Dans un contexte de start-up, avec des actionnaires et des fonds de capital-risque, les financements sont souvent conditionnés à des étapes critiques. Même dans ces situations incertaines, comme la difficulté à payer les salaires en fin de mois, il est vital de rester tenace et inspirant, en gardant une vision claire du chemin à suivre. C’est la capacité à inspirer confiance qui fait la différence

Comment encouragez-vous l’innovation au sein de Horiba ?

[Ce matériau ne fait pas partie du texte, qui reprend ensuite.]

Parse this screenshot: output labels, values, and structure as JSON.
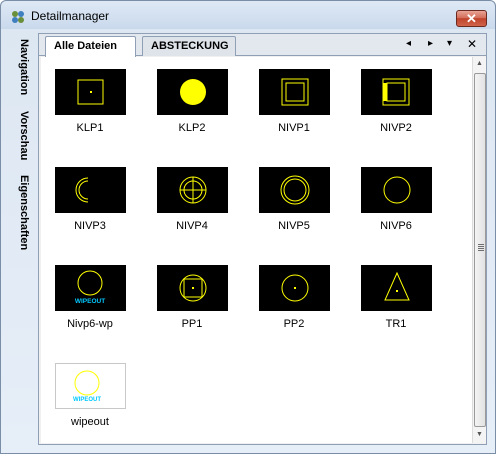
{
  "window": {
    "title": "Detailmanager",
    "close_glyph": "✕"
  },
  "vertical_tabs": [
    "Navigation",
    "Vorschau",
    "Eigenschaften"
  ],
  "tabs": {
    "items": [
      "Alle Dateien",
      "ABSTECKUNG"
    ],
    "active": 0
  },
  "tab_controls": {
    "prev": "◂",
    "next": "▸",
    "menu": "▾",
    "close": "✕"
  },
  "symbol_color": "#ffff00",
  "wipeout_color": "#00c8ff",
  "items": [
    {
      "label": "KLP1",
      "icon": "square-dot-icon"
    },
    {
      "label": "KLP2",
      "icon": "filled-circle-icon"
    },
    {
      "label": "NIVP1",
      "icon": "double-square-icon"
    },
    {
      "label": "NIVP2",
      "icon": "square-bar-icon"
    },
    {
      "label": "NIVP3",
      "icon": "arc-icon"
    },
    {
      "label": "NIVP4",
      "icon": "circle-cross-icon"
    },
    {
      "label": "NIVP5",
      "icon": "double-circle-icon"
    },
    {
      "label": "NIVP6",
      "icon": "circle-icon"
    },
    {
      "label": "Nivp6-wp",
      "icon": "circle-wipeout-icon",
      "caption": "WIPEOUT"
    },
    {
      "label": "PP1",
      "icon": "circle-square-dot-icon"
    },
    {
      "label": "PP2",
      "icon": "circle-dot-icon"
    },
    {
      "label": "TR1",
      "icon": "triangle-dot-icon"
    },
    {
      "label": "wipeout",
      "icon": "wipeout-icon",
      "caption": "WIPEOUT"
    }
  ]
}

Le succès repose sur l’équipe. Les investisseurs, par exemple, évaluent principalement la capacité des équipes à réussir. Il est essentiel de s’entourer de personnes de confiance et de rester à l’écoute des retours des clients et des collaborateurs, car ce sont souvent ceux sur le terrain qui détiennent les meilleures réponses. Chez HORIBA, nous privilégions l’innovation participative plutôt que des décisions descendantes, car cela libère de l’énergie et stimule la créativité.

Nous encourageons les employés à proposer des projets visant à améliorer le quotidien, et des équipes sont dédiées à formaliser ces initiatives. Pour garder le contact avec la réalité du terrain, j’organise régulièrement des rencontres informelles avec des collaborateurs de différents services. Ces échanges directs, sans filtres, permettent d’éviter que le management ne se déconnecte et valorise ceux qui sont à l’origine des avancées. Une équipe écoutée et confiante est toujours plus productive.

Eurasanté joue un rôle clé en nous rapprochant du monde académique et des start-ups. Cela nous permet d’accéder aux innovations de demain et d’anticiper les besoins futurs, en définissant des standards en métrologie. Ces collaborations sont essentielles pour répondre aux attentes des chercheurs et entrepreneurs, tout en constituant un vivier de talents pour HORIBA. Cependant, il reste encore beaucoup à développer avec Eurasanté, notamment sur le volet de l’open innovation, pour maximiser ce potentiel.